Routinely Maintaining Tables

To ensure proper database running, after INSERT and DELETE operations, you need to routinely do VACUUM FULL and ANALYZE as appropriate for customer scenarios and update statistics to obtain better performance.

Related Concepts

You need to routinely run VACUUM, VACUUM FULL, and ANALYZE to maintain tables, because:

  • VACUUM FULL reclaims disk space occupied by updated or deleted data and combines small-size data files.
  • VACUUM maintains a visualized mapping to track pages that contain arrays visible to other active transactions. A common index scan uses the mapping to obtain the corresponding array and check whether pages are visible to the current transaction. If the array cannot be obtained, the visibility is checked by fetching stack arrays. Therefore, updating the visible mapping of a table can accelerate unique index scans.
  • VACUUM can avoid old data loss caused by duplicate transaction IDs when the number of executed transactions exceeds the database threshold.
  • ANALYZE collects statistics on tables in databases. The statistics are stored in the PG_STATISTIC system catalog.
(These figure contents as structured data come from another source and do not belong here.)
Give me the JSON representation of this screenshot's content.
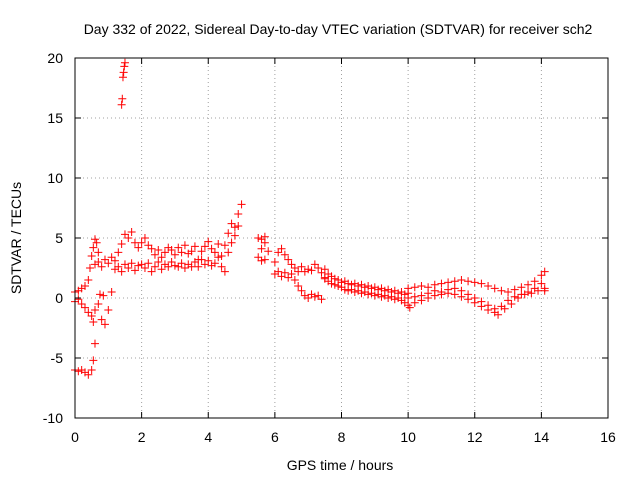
{
  "chart_data": {
    "type": "scatter",
    "title": "Day 332 of 2022, Sidereal Day-to-day VTEC variation (SDTVAR) for receiver sch2",
    "xlabel": "GPS time / hours",
    "ylabel": "SDTVAR / TECUs",
    "xlim": [
      0,
      16
    ],
    "ylim": [
      -10,
      20
    ],
    "xticks": [
      "0",
      "2",
      "4",
      "6",
      "8",
      "10",
      "12",
      "14",
      "16"
    ],
    "yticks": [
      "-10",
      "-5",
      "0",
      "5",
      "10",
      "15",
      "20"
    ],
    "grid": true,
    "marker": "+",
    "series": [
      {
        "name": "sch2",
        "color": "#ff0000",
        "points": [
          [
            0.0,
            -6.0
          ],
          [
            0.1,
            -6.1
          ],
          [
            0.2,
            -6.0
          ],
          [
            0.3,
            -6.2
          ],
          [
            0.4,
            -6.4
          ],
          [
            0.5,
            -6.0
          ],
          [
            0.55,
            -5.2
          ],
          [
            0.6,
            -3.8
          ],
          [
            0.0,
            0.5
          ],
          [
            0.1,
            0.6
          ],
          [
            0.2,
            0.8
          ],
          [
            0.3,
            1.0
          ],
          [
            0.4,
            1.5
          ],
          [
            0.45,
            2.5
          ],
          [
            0.5,
            3.5
          ],
          [
            0.55,
            4.2
          ],
          [
            0.6,
            4.9
          ],
          [
            0.65,
            4.6
          ],
          [
            0.7,
            3.8
          ],
          [
            0.0,
            -0.3
          ],
          [
            0.1,
            -0.1
          ],
          [
            0.2,
            -0.5
          ],
          [
            0.3,
            -0.8
          ],
          [
            0.4,
            -1.2
          ],
          [
            0.5,
            -1.5
          ],
          [
            0.55,
            -2.0
          ],
          [
            0.6,
            -1.0
          ],
          [
            0.7,
            -0.5
          ],
          [
            0.8,
            -1.8
          ],
          [
            0.9,
            -2.2
          ],
          [
            1.0,
            -1.0
          ],
          [
            1.1,
            0.5
          ],
          [
            0.75,
            0.3
          ],
          [
            0.85,
            0.2
          ],
          [
            0.6,
            2.8
          ],
          [
            0.7,
            3.0
          ],
          [
            0.8,
            2.6
          ],
          [
            0.9,
            3.2
          ],
          [
            1.0,
            2.9
          ],
          [
            1.1,
            3.4
          ],
          [
            1.2,
            3.1
          ],
          [
            1.3,
            3.8
          ],
          [
            1.4,
            4.5
          ],
          [
            1.5,
            5.3
          ],
          [
            1.6,
            5.0
          ],
          [
            1.7,
            5.5
          ],
          [
            1.8,
            4.6
          ],
          [
            1.9,
            4.2
          ],
          [
            2.0,
            4.6
          ],
          [
            2.1,
            5.0
          ],
          [
            2.2,
            4.4
          ],
          [
            2.3,
            4.1
          ],
          [
            2.4,
            3.6
          ],
          [
            2.5,
            4.0
          ],
          [
            2.6,
            3.4
          ],
          [
            2.7,
            3.8
          ],
          [
            2.8,
            4.2
          ],
          [
            2.9,
            4.0
          ],
          [
            1.2,
            2.4
          ],
          [
            1.3,
            2.6
          ],
          [
            1.4,
            2.2
          ],
          [
            1.5,
            2.8
          ],
          [
            1.6,
            2.5
          ],
          [
            1.7,
            2.9
          ],
          [
            1.8,
            2.3
          ],
          [
            1.9,
            2.7
          ],
          [
            2.0,
            2.8
          ],
          [
            2.1,
            2.5
          ],
          [
            2.2,
            2.9
          ],
          [
            2.3,
            2.2
          ],
          [
            2.4,
            2.6
          ],
          [
            2.5,
            3.0
          ],
          [
            2.6,
            2.4
          ],
          [
            2.7,
            2.8
          ],
          [
            2.8,
            2.6
          ],
          [
            2.9,
            3.0
          ],
          [
            3.0,
            2.7
          ],
          [
            1.4,
            16.1
          ],
          [
            1.42,
            16.6
          ],
          [
            1.44,
            18.4
          ],
          [
            1.46,
            18.8
          ],
          [
            1.48,
            19.3
          ],
          [
            1.5,
            19.6
          ],
          [
            3.0,
            3.6
          ],
          [
            3.1,
            4.2
          ],
          [
            3.2,
            3.8
          ],
          [
            3.3,
            4.4
          ],
          [
            3.4,
            3.7
          ],
          [
            3.5,
            3.9
          ],
          [
            3.6,
            4.3
          ],
          [
            3.7,
            3.2
          ],
          [
            3.8,
            3.9
          ],
          [
            3.9,
            4.3
          ],
          [
            4.0,
            4.7
          ],
          [
            4.1,
            4.1
          ],
          [
            4.2,
            3.8
          ],
          [
            4.3,
            4.5
          ],
          [
            4.4,
            3.5
          ],
          [
            4.5,
            4.4
          ],
          [
            4.6,
            5.4
          ],
          [
            4.7,
            6.2
          ],
          [
            4.8,
            5.9
          ],
          [
            4.9,
            7.0
          ],
          [
            5.0,
            7.8
          ],
          [
            3.1,
            2.6
          ],
          [
            3.2,
            2.9
          ],
          [
            3.3,
            2.5
          ],
          [
            3.4,
            2.8
          ],
          [
            3.5,
            2.6
          ],
          [
            3.6,
            3.0
          ],
          [
            3.7,
            2.6
          ],
          [
            3.8,
            3.2
          ],
          [
            3.9,
            2.8
          ],
          [
            4.0,
            3.1
          ],
          [
            4.1,
            2.7
          ],
          [
            4.2,
            2.9
          ],
          [
            4.3,
            3.4
          ],
          [
            4.4,
            2.6
          ],
          [
            4.5,
            2.2
          ],
          [
            4.6,
            3.8
          ],
          [
            4.7,
            4.6
          ],
          [
            4.8,
            5.2
          ],
          [
            4.9,
            6.0
          ],
          [
            5.5,
            3.4
          ],
          [
            5.6,
            4.1
          ],
          [
            5.7,
            4.6
          ],
          [
            5.8,
            3.9
          ],
          [
            5.5,
            5.0
          ],
          [
            5.6,
            4.9
          ],
          [
            5.7,
            5.1
          ],
          [
            5.6,
            3.1
          ],
          [
            5.7,
            3.2
          ],
          [
            6.0,
            3.0
          ],
          [
            6.1,
            3.8
          ],
          [
            6.2,
            4.1
          ],
          [
            6.3,
            3.6
          ],
          [
            6.4,
            3.2
          ],
          [
            6.5,
            2.8
          ],
          [
            6.6,
            2.5
          ],
          [
            6.7,
            2.2
          ],
          [
            6.8,
            2.6
          ],
          [
            6.9,
            2.2
          ],
          [
            7.0,
            2.4
          ],
          [
            7.1,
            2.3
          ],
          [
            7.2,
            2.8
          ],
          [
            7.3,
            2.5
          ],
          [
            7.4,
            2.1
          ],
          [
            7.5,
            1.7
          ],
          [
            6.0,
            2.0
          ],
          [
            6.1,
            2.2
          ],
          [
            6.2,
            1.8
          ],
          [
            6.3,
            2.1
          ],
          [
            6.4,
            1.7
          ],
          [
            6.5,
            2.0
          ],
          [
            6.6,
            1.5
          ],
          [
            6.7,
            1.0
          ],
          [
            6.8,
            0.6
          ],
          [
            6.9,
            0.2
          ],
          [
            7.0,
            0.0
          ],
          [
            7.1,
            0.3
          ],
          [
            7.2,
            0.1
          ],
          [
            7.3,
            0.2
          ],
          [
            7.4,
            -0.1
          ],
          [
            7.5,
            2.4
          ],
          [
            7.6,
            2.0
          ],
          [
            7.7,
            1.8
          ],
          [
            7.8,
            1.6
          ],
          [
            7.9,
            1.5
          ],
          [
            8.0,
            1.3
          ],
          [
            8.1,
            1.4
          ],
          [
            8.2,
            1.2
          ],
          [
            8.3,
            1.1
          ],
          [
            8.4,
            1.2
          ],
          [
            8.5,
            1.0
          ],
          [
            8.6,
            1.1
          ],
          [
            8.7,
            0.9
          ],
          [
            8.8,
            1.0
          ],
          [
            8.9,
            0.8
          ],
          [
            9.0,
            0.9
          ],
          [
            9.1,
            0.7
          ],
          [
            9.2,
            0.8
          ],
          [
            9.3,
            0.6
          ],
          [
            9.4,
            0.7
          ],
          [
            9.5,
            0.5
          ],
          [
            9.6,
            0.6
          ],
          [
            9.7,
            0.4
          ],
          [
            9.8,
            0.5
          ],
          [
            9.9,
            0.3
          ],
          [
            10.0,
            0.4
          ],
          [
            7.5,
            1.6
          ],
          [
            7.6,
            1.4
          ],
          [
            7.7,
            1.2
          ],
          [
            7.8,
            1.1
          ],
          [
            7.9,
            1.0
          ],
          [
            8.0,
            0.9
          ],
          [
            8.1,
            0.7
          ],
          [
            8.2,
            0.6
          ],
          [
            8.3,
            0.7
          ],
          [
            8.4,
            0.5
          ],
          [
            8.5,
            0.6
          ],
          [
            8.6,
            0.4
          ],
          [
            8.7,
            0.5
          ],
          [
            8.8,
            0.3
          ],
          [
            8.9,
            0.4
          ],
          [
            9.0,
            0.2
          ],
          [
            9.1,
            0.3
          ],
          [
            9.2,
            0.1
          ],
          [
            9.3,
            0.2
          ],
          [
            9.4,
            0.0
          ],
          [
            9.5,
            0.1
          ],
          [
            9.6,
            -0.1
          ],
          [
            9.7,
            0.0
          ],
          [
            9.8,
            -0.2
          ],
          [
            9.9,
            -0.4
          ],
          [
            10.0,
            -0.6
          ],
          [
            10.05,
            -0.8
          ],
          [
            10.0,
            0.8
          ],
          [
            10.2,
            0.9
          ],
          [
            10.4,
            1.0
          ],
          [
            10.6,
            0.9
          ],
          [
            10.8,
            1.1
          ],
          [
            11.0,
            1.2
          ],
          [
            11.2,
            1.3
          ],
          [
            11.4,
            1.4
          ],
          [
            11.6,
            1.5
          ],
          [
            11.8,
            1.4
          ],
          [
            12.0,
            1.3
          ],
          [
            12.2,
            1.2
          ],
          [
            12.4,
            1.0
          ],
          [
            12.6,
            0.8
          ],
          [
            12.8,
            0.6
          ],
          [
            13.0,
            0.5
          ],
          [
            13.2,
            0.7
          ],
          [
            13.4,
            0.9
          ],
          [
            13.6,
            1.1
          ],
          [
            13.8,
            1.4
          ],
          [
            14.0,
            1.9
          ],
          [
            14.1,
            2.2
          ],
          [
            10.0,
            0.0
          ],
          [
            10.2,
            0.1
          ],
          [
            10.4,
            0.2
          ],
          [
            10.6,
            0.4
          ],
          [
            10.8,
            0.6
          ],
          [
            11.0,
            0.5
          ],
          [
            11.2,
            0.7
          ],
          [
            11.4,
            0.8
          ],
          [
            11.6,
            0.6
          ],
          [
            11.8,
            0.3
          ],
          [
            12.0,
            0.0
          ],
          [
            12.2,
            -0.3
          ],
          [
            12.4,
            -0.6
          ],
          [
            12.6,
            -0.9
          ],
          [
            12.8,
            -0.7
          ],
          [
            13.0,
            -0.2
          ],
          [
            13.2,
            0.1
          ],
          [
            13.4,
            0.3
          ],
          [
            13.6,
            0.5
          ],
          [
            13.8,
            0.8
          ],
          [
            14.0,
            1.2
          ],
          [
            14.1,
            0.8
          ],
          [
            10.2,
            -0.4
          ],
          [
            10.4,
            -0.2
          ],
          [
            10.6,
            0.0
          ],
          [
            10.8,
            0.2
          ],
          [
            11.0,
            0.3
          ],
          [
            11.2,
            0.4
          ],
          [
            11.4,
            0.3
          ],
          [
            11.6,
            0.1
          ],
          [
            11.8,
            -0.1
          ],
          [
            12.0,
            -0.4
          ],
          [
            12.2,
            -0.7
          ],
          [
            12.4,
            -1.0
          ],
          [
            12.6,
            -1.2
          ],
          [
            12.7,
            -1.4
          ],
          [
            12.9,
            -0.9
          ],
          [
            13.1,
            -0.5
          ],
          [
            13.3,
            0.0
          ],
          [
            13.5,
            0.3
          ],
          [
            13.7,
            0.4
          ],
          [
            13.9,
            0.6
          ],
          [
            14.1,
            0.6
          ]
        ]
      }
    ]
  }
}
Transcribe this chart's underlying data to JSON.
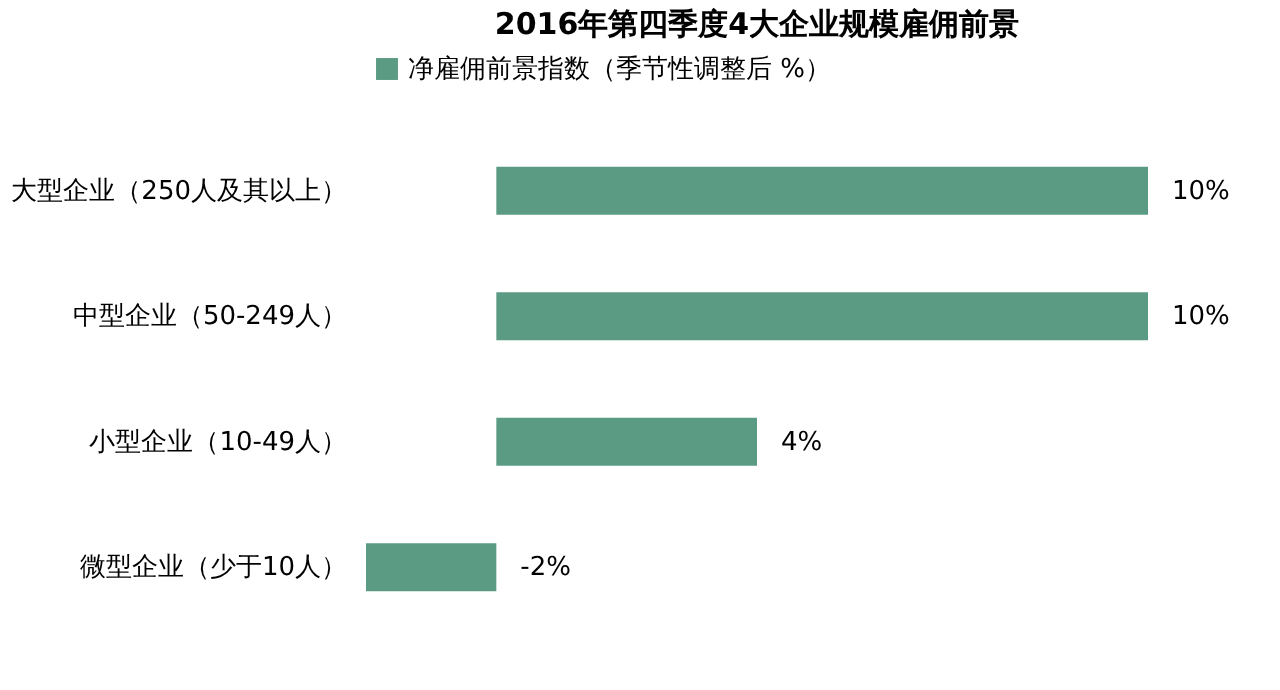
{
  "chart_data": {
    "type": "bar",
    "orientation": "horizontal",
    "title": "2016年第四季度4大企业规模雇佣前景",
    "categories": [
      "大型企业（250人及其以上）",
      "中型企业（50-249人）",
      "小型企业（10-49人）",
      "微型企业（少于10人）"
    ],
    "series": [
      {
        "name": "净雇佣前景指数（季节性调整后 %）",
        "color": "#5b9b83",
        "values": [
          10,
          10,
          4,
          -2
        ],
        "value_labels": [
          "10%",
          "10%",
          "4%",
          "-2%"
        ]
      }
    ],
    "legend": "top",
    "tick_labels": "y"
  }
}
Then, the query optimizer uses the statistics to work out the most efficient execution plan.

Procedure

  1. Run the VACUUM or VACUUM FULL command to reclaim disk space.

    • VACUUM:
      Do VACUUM to the table:
      VACUUM customer;
      VACUUM

      This command can be concurrently executed with database operation commands, including SELECT, INSERT, UPDATE, and DELETE; excluding ALTER TABLE.

      Do VACUUM to the partitioned table:

      VACUUM customer_par PARTITION ( P1 );
      VACUUM
    • VACUUM FULL:
      VACUUM FULL customer;
      VACUUM

      VACUUM FULL needs to add exclusive locks on tables it operates on and requires that all other database operations be suspended.

      When reclaiming disk space, you can query for the session corresponding to the earliest transactions in the cluster, and then end the earliest long transactions as needed to make full use of the disk space.

      1. Run the following command to query for oldestxmin on the GTM:
        select * from pgxc_gtm_snapshot_status();
      2. Run the following command to query for the PID of the corresponding session on the CN. xmin is the oldestxmin obtained in the previous step.
        select * from pgxc_running_xacts() where xmin=1400202010;

  2. Do ANALYZE to update statistical information.

    ANALYZE customer;
    ANALYZE

    Do ANALYZE VERBOSE to update statistics and display table information.

    ANALYZE VERBOSE customer;
    ANALYZE

    You can use VACUUM ANALYZE at the same time to optimize the query.

    VACUUM ANALYZE customer;
    VACUUM

    VACUUM and ANALYZE cause a substantial increase in I/O traffic, which may cause poor performance of other active sessions. Therefore, you are advised to set by specifying the vacuum_cost_delay parameter.

  3. Delete a table

    DROP TABLE customer;
    DROP TABLE customer_par;
    DROP TABLE part;

    If the following output is displayed, the index has been deleted.

    DROP TABLE

Maintenance Suggestion

  • Routinely do VACUUM FULL to large tables. If the database performance deteriorates, do VACUUM FULL to the entire database. If the database performance is stable, you are advised to monthly do VACUUM FULL.
  • Routinely do VACUUM FULL to system catalogs, mainly PG_ATTRIBUTE.
  • The automatic vacuum process (AUTOVACUUM) in the system automatically runs the VACUUM and ANALYZE statements to reclaim the record space marked as the deleted state and to update statistics related to the table.